La Commission est présidée par un magistrat, assisté d’un représentant pour chaque partie.
Pour saisir la CNIS, un simple courrier en recommandé avec accusé de réception suffit, mentionnant l’objet du litige et les arguments et, d’une manière générale, tous les éléments qui peuvent être utiles à la résolution. Il faudra lui joindre la description de l’invention concernée ou le numéro de brevet, si un brevet a été déposé. Une copie de la déclaration d’invention doit être jointe au courrier.
- INPI – Secrétariat de la Commission nationale des inventions de salariés
- 15 rue des Minimes CS 50001
- 92677 Courbevoie Cedex
Chaque partie peut se faire assister par les personnes de son choix : un collègue de travail, un délégué syndical, un conseil en propriété industrielle ou encore un avocat.
La CNIS doit impérativement se prononcer dans les 6 mois.

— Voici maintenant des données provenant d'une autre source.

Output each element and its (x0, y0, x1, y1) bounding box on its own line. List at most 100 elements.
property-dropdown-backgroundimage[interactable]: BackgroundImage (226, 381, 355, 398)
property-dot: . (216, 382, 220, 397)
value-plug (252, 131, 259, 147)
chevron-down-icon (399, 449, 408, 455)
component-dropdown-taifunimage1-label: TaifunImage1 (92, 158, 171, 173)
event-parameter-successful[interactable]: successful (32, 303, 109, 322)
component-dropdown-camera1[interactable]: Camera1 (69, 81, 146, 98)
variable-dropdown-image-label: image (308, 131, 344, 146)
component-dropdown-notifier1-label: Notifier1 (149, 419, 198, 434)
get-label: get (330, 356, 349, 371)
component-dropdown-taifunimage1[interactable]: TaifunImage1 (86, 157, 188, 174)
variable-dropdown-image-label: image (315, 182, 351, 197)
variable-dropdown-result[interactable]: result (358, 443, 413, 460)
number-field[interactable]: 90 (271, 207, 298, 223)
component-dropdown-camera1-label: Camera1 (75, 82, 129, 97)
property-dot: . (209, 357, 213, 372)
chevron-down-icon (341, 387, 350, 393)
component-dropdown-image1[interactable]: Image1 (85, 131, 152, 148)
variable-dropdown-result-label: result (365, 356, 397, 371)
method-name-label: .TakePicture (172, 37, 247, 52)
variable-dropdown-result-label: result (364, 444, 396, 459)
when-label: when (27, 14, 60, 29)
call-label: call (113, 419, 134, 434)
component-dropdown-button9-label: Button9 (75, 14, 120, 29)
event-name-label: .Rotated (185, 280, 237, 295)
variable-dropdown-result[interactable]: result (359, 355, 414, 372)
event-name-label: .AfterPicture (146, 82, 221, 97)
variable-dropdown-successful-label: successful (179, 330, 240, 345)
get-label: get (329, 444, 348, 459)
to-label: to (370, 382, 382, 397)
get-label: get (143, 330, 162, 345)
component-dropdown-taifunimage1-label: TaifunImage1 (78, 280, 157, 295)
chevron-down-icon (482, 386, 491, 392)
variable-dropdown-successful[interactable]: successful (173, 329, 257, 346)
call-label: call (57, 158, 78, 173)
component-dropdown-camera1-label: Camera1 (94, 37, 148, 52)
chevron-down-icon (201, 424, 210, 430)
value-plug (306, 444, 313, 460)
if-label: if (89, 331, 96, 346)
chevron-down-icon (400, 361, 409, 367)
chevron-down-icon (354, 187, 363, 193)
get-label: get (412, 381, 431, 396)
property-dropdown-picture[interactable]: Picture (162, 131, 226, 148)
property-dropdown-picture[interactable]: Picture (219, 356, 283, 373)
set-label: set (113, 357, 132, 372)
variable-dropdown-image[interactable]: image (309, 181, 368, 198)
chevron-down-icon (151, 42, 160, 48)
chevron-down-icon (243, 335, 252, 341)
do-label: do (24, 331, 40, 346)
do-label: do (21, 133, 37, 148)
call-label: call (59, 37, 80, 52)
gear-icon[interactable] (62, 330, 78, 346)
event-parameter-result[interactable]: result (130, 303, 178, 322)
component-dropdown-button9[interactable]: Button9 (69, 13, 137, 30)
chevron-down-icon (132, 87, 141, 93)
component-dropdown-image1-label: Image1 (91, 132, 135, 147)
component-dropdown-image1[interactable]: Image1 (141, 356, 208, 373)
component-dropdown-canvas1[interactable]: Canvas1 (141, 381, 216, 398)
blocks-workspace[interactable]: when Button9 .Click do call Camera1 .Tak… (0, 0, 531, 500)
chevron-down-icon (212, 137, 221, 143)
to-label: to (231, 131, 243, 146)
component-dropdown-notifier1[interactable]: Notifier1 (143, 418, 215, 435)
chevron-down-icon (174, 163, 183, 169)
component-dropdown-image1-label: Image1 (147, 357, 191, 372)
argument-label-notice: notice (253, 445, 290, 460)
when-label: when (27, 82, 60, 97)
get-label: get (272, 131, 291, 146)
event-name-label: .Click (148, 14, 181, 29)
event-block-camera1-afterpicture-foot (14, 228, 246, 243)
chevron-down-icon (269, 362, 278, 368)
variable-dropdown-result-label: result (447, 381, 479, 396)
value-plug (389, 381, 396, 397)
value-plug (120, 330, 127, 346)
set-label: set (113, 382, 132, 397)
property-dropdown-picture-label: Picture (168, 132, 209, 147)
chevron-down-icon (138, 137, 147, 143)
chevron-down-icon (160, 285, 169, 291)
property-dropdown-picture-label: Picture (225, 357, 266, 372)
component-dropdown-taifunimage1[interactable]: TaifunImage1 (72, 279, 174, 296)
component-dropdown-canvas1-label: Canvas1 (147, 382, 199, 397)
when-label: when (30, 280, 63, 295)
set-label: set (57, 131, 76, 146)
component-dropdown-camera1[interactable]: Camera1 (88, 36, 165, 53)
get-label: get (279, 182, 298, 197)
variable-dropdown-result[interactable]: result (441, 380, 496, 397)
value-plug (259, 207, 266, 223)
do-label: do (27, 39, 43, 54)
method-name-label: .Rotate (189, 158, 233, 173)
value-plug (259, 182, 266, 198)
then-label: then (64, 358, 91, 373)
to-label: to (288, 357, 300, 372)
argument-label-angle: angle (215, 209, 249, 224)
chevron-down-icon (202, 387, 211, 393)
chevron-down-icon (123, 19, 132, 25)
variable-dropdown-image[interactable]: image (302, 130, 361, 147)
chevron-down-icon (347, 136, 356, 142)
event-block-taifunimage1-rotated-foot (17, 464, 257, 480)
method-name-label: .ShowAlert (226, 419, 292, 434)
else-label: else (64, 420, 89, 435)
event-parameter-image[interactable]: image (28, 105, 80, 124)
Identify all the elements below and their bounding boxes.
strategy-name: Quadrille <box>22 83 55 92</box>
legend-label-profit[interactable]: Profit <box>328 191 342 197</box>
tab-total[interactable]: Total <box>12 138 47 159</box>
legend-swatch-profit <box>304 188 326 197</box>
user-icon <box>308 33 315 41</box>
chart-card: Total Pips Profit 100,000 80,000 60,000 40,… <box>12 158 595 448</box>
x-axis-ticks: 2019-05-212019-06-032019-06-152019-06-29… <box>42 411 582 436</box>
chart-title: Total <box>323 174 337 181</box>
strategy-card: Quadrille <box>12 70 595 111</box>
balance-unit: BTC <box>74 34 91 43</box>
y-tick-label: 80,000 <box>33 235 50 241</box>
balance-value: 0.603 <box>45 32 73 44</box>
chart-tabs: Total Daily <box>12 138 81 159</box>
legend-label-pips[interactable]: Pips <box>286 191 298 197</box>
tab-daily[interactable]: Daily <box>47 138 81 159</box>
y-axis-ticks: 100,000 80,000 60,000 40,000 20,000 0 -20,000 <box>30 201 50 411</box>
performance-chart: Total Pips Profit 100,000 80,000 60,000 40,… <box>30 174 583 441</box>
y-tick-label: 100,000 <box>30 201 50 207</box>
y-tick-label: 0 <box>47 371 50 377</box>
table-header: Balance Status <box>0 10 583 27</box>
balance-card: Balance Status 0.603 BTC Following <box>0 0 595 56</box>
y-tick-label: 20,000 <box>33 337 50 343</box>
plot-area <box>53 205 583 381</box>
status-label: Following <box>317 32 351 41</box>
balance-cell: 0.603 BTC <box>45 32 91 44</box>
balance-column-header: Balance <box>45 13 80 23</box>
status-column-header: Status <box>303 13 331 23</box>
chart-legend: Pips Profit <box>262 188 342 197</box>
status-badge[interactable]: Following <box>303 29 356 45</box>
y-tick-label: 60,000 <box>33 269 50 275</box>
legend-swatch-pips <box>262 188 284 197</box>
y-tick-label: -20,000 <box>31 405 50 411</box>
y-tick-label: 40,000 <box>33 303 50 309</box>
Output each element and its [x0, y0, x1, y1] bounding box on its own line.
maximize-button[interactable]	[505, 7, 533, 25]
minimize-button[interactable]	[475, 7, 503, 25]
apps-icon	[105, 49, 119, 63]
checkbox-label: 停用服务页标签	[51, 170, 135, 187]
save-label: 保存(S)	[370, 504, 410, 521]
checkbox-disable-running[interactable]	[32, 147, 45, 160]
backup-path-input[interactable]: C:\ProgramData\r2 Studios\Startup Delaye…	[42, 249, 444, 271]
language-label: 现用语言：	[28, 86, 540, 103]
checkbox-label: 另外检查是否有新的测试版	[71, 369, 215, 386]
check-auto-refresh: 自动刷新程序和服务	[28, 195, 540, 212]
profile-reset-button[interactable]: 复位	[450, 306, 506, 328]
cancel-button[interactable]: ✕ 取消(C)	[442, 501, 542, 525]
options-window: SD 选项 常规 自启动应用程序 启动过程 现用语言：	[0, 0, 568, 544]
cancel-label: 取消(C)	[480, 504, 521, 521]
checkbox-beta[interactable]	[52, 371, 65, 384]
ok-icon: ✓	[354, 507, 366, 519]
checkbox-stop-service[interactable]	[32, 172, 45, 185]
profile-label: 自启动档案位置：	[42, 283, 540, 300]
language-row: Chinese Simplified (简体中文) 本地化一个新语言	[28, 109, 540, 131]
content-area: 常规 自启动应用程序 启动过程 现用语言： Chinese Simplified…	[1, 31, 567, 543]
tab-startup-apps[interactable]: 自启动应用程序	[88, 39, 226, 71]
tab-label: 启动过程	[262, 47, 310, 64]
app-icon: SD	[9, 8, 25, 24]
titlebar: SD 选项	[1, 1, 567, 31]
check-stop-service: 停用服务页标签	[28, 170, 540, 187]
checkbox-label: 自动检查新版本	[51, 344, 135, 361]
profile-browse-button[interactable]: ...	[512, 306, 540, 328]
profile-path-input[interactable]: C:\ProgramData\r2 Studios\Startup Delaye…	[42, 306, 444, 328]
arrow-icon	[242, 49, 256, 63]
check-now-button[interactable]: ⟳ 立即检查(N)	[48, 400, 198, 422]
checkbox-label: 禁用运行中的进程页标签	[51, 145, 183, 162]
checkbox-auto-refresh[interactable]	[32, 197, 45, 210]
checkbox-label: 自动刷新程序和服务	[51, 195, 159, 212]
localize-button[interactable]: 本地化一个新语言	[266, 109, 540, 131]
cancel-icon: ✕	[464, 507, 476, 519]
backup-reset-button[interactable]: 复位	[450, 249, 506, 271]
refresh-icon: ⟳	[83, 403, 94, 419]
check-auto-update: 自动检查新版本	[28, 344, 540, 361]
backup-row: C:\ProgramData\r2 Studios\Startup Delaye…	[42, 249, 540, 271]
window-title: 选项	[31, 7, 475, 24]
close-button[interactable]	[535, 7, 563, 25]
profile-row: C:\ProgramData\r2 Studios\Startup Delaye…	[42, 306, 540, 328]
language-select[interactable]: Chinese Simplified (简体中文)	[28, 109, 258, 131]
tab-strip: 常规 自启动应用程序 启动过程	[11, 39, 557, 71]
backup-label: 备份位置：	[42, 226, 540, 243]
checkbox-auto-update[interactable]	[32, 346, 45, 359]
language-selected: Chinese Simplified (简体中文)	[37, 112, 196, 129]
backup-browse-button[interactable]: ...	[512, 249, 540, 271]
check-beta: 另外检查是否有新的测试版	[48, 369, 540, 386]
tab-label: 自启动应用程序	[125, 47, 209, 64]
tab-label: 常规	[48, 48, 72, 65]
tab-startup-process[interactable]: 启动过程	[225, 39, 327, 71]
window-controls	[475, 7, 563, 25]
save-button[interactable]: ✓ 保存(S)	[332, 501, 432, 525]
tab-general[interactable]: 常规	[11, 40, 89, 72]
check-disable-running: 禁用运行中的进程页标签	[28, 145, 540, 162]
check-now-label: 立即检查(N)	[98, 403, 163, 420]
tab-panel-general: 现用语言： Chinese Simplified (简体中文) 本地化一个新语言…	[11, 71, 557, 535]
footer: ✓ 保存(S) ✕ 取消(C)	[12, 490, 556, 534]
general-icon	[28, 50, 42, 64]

Si la CNIS ne parvient pas à concilier les parties : elle rédige une « proposition de conciliation » qui est adressée aux parties. La proposition vaut accord entre les parties, sauf si l’une d’entre elles saisit le Tribunal de grande instance de Paris (seul habilité à arbitrer les contentieux d’invention) afin de lui soumettre le litige.
L’employeur a deux mois pour contester le classement proposé par le salarié (invention de mission ou autres). Passé ce délai, l’employeur est présumé avoir accepté le classement opéré par le salarié.
De plus, l’employeur dispose de quatre mois pour revendiquer le droit d’attribution. Cette revendication s’effectue par l’envoi au salarié d’une communication précisant la nature et l’étendue des droits que l’employeur envisage de réserver.